All the shallow thinkers seemed to draw from Vietnam was that the brave military could have "won" that war, had not the craven, cowardly, hate-America-first media not stabbed them in the back.
So in our most recent misadventure in Iraq, the military set out from the outset to muzzle, coerce, co-opt and neuter the media. That was Job One, and they spent billions of dollars and millions of man-hours making sure that their talking points were crammed down the throats of any media outlet. The recent NY Times investigation revealed just how much all the "analysts" were being fed useless, false and ultimately harmful propaganda. In a recent Miami Herald article, Ed Wasserman convincingly argues that the media is going to have to self-police to rid itself of hacks disguised as objective, independent observers:
Some of the analysts confessed that to avoid displeasing their Pentagon patrons they choked back misgivings they had about administration claims of steady military gains.
One Fox News analyst came back from a trip and told his viewers, ”You can’t believe
the progress.” Actually, he told The Times, “I saw immediately in 2003 that things were going south.”The report is based on 8,000 pages of documents that the administration spent two years fighting demands to disclose. It describes a cozy arrangement involving more than 75 retired military who consulted for Fox News, NBC, CNN and other networks with round-the-clock cable operations. Few of those operations made much effort to find out whether their analysts were benefiting from the policies they zealously defended.

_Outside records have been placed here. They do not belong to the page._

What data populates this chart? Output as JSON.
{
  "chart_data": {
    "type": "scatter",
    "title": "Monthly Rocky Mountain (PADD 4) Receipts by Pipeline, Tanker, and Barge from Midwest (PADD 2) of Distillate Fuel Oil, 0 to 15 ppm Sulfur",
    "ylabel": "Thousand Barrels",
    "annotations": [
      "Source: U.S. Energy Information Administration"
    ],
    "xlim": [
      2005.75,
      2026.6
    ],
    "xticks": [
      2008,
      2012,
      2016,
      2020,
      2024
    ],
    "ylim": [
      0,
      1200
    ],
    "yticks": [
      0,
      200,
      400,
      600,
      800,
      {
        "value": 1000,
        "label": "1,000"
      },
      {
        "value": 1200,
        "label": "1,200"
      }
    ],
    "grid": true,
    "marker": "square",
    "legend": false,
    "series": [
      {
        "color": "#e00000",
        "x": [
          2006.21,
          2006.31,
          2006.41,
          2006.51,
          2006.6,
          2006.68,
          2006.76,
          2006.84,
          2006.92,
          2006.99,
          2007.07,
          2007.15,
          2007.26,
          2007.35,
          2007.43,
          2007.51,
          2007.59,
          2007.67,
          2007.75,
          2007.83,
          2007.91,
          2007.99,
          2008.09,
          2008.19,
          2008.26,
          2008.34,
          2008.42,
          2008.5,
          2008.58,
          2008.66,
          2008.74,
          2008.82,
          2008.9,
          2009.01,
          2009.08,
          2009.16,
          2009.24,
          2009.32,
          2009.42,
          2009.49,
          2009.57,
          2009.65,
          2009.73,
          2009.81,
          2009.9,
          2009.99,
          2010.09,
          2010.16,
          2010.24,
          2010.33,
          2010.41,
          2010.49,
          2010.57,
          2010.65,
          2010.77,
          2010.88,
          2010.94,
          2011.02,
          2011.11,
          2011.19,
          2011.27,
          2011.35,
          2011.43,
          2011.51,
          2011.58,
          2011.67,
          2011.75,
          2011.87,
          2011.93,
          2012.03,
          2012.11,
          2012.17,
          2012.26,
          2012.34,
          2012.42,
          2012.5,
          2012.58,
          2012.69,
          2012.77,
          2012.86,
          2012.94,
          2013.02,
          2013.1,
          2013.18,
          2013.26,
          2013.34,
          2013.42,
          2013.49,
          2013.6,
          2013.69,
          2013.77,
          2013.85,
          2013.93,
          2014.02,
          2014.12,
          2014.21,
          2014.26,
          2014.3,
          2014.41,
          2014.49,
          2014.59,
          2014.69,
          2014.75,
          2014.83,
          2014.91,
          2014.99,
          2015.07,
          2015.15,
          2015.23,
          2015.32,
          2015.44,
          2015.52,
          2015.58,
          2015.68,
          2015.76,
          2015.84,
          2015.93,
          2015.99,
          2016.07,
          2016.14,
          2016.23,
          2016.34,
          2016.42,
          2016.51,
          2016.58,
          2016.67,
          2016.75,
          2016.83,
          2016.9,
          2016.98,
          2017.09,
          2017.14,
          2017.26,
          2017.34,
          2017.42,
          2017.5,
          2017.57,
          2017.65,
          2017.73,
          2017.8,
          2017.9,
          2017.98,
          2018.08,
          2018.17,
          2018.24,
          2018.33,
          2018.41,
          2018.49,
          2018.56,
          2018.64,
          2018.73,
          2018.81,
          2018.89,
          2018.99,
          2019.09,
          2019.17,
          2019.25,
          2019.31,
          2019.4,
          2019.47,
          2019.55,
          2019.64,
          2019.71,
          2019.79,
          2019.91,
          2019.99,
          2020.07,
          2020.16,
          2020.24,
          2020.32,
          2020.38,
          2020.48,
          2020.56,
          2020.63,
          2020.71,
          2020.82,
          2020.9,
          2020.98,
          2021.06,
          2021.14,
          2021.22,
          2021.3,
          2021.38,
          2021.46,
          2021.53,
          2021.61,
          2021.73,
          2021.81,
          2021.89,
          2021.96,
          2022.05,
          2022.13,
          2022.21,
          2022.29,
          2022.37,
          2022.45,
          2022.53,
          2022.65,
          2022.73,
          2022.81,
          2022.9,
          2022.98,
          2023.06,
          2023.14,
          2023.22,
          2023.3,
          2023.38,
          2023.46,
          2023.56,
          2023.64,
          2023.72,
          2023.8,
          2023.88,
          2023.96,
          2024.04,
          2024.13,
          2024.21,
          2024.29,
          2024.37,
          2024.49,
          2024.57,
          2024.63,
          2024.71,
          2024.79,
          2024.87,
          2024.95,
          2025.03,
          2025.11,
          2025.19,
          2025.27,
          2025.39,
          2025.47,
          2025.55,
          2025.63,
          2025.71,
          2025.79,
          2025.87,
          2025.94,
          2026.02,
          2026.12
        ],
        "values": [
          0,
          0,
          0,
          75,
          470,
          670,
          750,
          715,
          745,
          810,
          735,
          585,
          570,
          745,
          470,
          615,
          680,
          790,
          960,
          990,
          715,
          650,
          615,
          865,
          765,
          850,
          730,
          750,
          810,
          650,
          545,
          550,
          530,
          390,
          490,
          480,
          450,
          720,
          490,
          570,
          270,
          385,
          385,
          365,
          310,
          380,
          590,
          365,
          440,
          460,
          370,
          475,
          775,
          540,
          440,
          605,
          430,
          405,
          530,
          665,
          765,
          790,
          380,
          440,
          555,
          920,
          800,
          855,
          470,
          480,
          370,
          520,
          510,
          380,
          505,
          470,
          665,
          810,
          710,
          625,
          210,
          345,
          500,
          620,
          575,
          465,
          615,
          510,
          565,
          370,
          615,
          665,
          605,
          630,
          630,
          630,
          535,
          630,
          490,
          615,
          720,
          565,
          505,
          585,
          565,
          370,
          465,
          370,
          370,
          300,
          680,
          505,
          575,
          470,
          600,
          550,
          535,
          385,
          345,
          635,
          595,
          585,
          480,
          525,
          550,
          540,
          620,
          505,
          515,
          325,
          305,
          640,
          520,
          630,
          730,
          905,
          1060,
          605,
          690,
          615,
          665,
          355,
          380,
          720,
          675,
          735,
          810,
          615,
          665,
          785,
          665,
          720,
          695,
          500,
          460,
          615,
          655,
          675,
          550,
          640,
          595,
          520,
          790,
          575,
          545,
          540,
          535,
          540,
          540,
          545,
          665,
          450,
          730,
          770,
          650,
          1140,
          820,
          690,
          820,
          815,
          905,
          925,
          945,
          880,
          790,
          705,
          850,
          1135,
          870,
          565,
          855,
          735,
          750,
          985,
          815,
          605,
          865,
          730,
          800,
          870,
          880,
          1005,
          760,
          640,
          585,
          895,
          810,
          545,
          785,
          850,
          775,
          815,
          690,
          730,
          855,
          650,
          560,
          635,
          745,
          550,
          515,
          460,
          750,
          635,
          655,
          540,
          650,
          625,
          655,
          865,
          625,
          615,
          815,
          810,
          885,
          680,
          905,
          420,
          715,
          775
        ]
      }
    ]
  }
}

It’s true, as Glenn Greenwald wrote on Salon, that “news organizations were hardly unaware that these retired generals were mindlessly reciting the administration
line on the war and related matters. To the contrary, that’s precisely
why our news organizations turned to them in the first place.”
Here’s a line of thinking – I hesitate to use the word "fact," since the Pentagon and the current administration have so discredited even the concept of "facts" – that I hope some of the brighter minds in the military arrive at: all the relentless bright & happy talk, the insistence on "progress is being made," the demands to blindly support our troops, the devotion to this vision of the U.S. military as an "Ever-Victorious Army," wreathed in golden glory, incapable of making a mistake …
…all that propaganda and denial of tough examination of exactly what was going on, where we were headed …
… that effort to castrate the media and control the message is what is going to ultimately going to be responsible for the disaster in Iraq. I talked last night to a formerly wild-eyed right-winger, who works with/for/in the military, and he admitted that it’s just a matter of time before we have the helicopters taking off from the roof of the U.S. Embassy in Baghdad, just like Saigon in ’75.
If the military had acknowledged in the years 2003-2006 that perhaps things were not quite going exactly according to plan, that there were flaws in the Great Sacred Rumsfeld’s Master Plan, then perhaps, hmmm, I dunno, adjustments could have been made to that plan. Adjustments that have since been made.
Adjustments that would have saved American lives. Adjustments that would have stemmed or even reversed the disintegration of Iraqi society that has led us to the dead end where we now find ourselves.
Truthful reports in the media would have put pressure on the politicians above to change the plan rather than the insistence on "staying the course" despite the (OK, I’ll say it) fact that course was heading right straight off the cliff.
Here’s a last quote, ringing out from the lessons that should have been learned – were learned by Colin Powell, since he was in Vietnam, ignored by Cheney and Bush since they were not:
The armed forces contributed to their own defeat in Vietnam ”by fighting the war they wanted to fight rather than the one at hand.”
(snip)
In the end it all boils down to one question: Could we have won a military victory in Vietnam? Record’s answer is: Yes, but not at any price even remotely acceptable to the American people.
One thoughtful former infantry battalion commander told me he had reflected long and
hard about what would have resulted from unlimited war, including an invasion of North Vietnam: ”We could have won a military victory without question. But today my sons and yours would still be garrisoning Vietnam and fighting and dying in an unending guerrilla
war.” The war was ours to lose, and we did; it was for the South Vietnamese to win, and they could not.